Frank Sinatra’s Manager Eliot Weisman Opens Up About The Icon In His New Book

For those who think they know Frank Sinatra, think again.

Eliot Weisman, his manager and author of The Way it Was: My Life With Frank Sinatra, pushes aside preconceptions about the iconic singer and celebrity.

The collective story is about a true original, authored by an original. Weisman, a Brooklyn native who now lives in Parkland, co-wrote the book with award-winning South Florida TV journalist Jennifer Valoppi. Through succinct chapters, they use anecdotes and stories as a means of time travel. The reader is transported to an era 40 years ago when a star, a voice and a persona called Sinatra was the standard of success.

Weisman managed Sinatra for more than 20 years, “and I never had a contract,” he states, noting he lived by the same day-to-day rules with other stars he’s managed, including Liza Minnelli, Sammy Davis Jr., and the husband-wife team of Steve Lawrence and Eydie Gorme.

Granted, by the time Sinatra began working with Weisman in 1976, he had already gone from puppet to pauper to pirate, poet, pawn and king—but that’s life, as the tune released a decade before goes.



Weisman applied his business acumen to refine success and redefine Sinatra, overseeing two “Duets” albums that connected the music icon with contemporary stars when the singer was 78 years old. He also steered performing tours that were unprecedented at that time, including the Rat Pack “Together Again” reunion tour in the late 1980s. Weisman even became executor of Sinatra’s estate. “Everybody in the industry told me I was crazy, that I’d be in court for years, but I kept everybody (including Frank’s family) relatively happy,” he says.

Sinatra, for many years, endured a cloud of suspicion for his alleged ties to organized crime. Weisman hopes to dispel those rumors with his qualified eyewitness account, saying: “From the time I got on, he was not involved with the mob and did everything he could to keep his distance.”

Having worked closely with Sinatra, Weisman tells of many reasons why his definition is more of a man of integrity, benevolence and modest humor.

“He would read the newspaper in each town during his tours and, if there was a story about someone having some trouble, he’d tell the management team, ‘Send this family $5,000,’ just like that. And he did it anonymously,” Weisman says. “His father was a firefighter, and he had a soft spot there. He wanted to help in some way.”

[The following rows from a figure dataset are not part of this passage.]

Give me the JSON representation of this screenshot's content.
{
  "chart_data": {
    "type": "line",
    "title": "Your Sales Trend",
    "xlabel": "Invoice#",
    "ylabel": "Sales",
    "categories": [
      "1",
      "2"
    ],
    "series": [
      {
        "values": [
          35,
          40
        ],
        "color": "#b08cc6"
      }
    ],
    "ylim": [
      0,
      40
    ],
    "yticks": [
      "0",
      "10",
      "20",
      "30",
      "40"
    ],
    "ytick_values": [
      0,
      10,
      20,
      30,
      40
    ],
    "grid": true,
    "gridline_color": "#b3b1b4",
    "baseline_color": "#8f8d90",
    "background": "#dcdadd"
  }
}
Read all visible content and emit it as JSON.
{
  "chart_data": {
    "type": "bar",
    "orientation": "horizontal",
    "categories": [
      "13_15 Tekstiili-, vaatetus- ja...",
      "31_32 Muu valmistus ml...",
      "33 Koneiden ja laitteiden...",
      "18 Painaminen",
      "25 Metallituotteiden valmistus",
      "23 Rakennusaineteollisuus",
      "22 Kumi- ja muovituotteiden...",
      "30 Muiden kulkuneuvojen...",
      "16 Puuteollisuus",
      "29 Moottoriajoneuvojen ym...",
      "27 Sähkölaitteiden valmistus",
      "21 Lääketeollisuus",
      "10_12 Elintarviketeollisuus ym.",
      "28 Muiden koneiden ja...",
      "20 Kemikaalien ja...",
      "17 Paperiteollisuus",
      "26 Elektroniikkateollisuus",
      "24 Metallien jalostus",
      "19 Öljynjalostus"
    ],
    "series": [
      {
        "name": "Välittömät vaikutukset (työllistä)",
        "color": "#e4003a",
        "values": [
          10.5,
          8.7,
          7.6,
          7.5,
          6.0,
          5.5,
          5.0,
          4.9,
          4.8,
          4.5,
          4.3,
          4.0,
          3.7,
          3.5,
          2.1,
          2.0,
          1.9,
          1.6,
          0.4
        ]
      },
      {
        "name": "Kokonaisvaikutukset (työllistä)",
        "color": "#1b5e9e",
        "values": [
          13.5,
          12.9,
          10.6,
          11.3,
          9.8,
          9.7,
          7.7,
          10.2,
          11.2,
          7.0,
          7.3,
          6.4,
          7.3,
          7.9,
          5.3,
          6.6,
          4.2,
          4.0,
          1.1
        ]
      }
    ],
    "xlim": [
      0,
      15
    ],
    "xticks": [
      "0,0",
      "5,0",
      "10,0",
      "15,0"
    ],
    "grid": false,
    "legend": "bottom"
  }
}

While there were good years, Weisman reveals that being Sinatra was not as easy as the man made it look. That was especially true in the autumn of his career. He tells of the singer’s health issues, mainly with memory loss. “He was struggling with the challenges that come with age,” says Weisman, stating the problems were likely exacerbated by the use of anti-depressants.

“We convinced his doctor to take him off of [the anti-depressants] in 1994,” Weisman says. “He opened new arenas in Chicago and St. Louis, and was his old self again. He never looked at the monitors. He was brilliant.”

Weisman’s recollections of Sinatra are clearly defined: “If you were his friend, he was loyal forever.”

In print and in conversation, he verifies that the feeling was mutual.

In terms of managers and loyal associates, the best was yet to come when Sinatra hired Weisman. To borrow a lyric: Out of the tree of life, Sinatra picked a plum.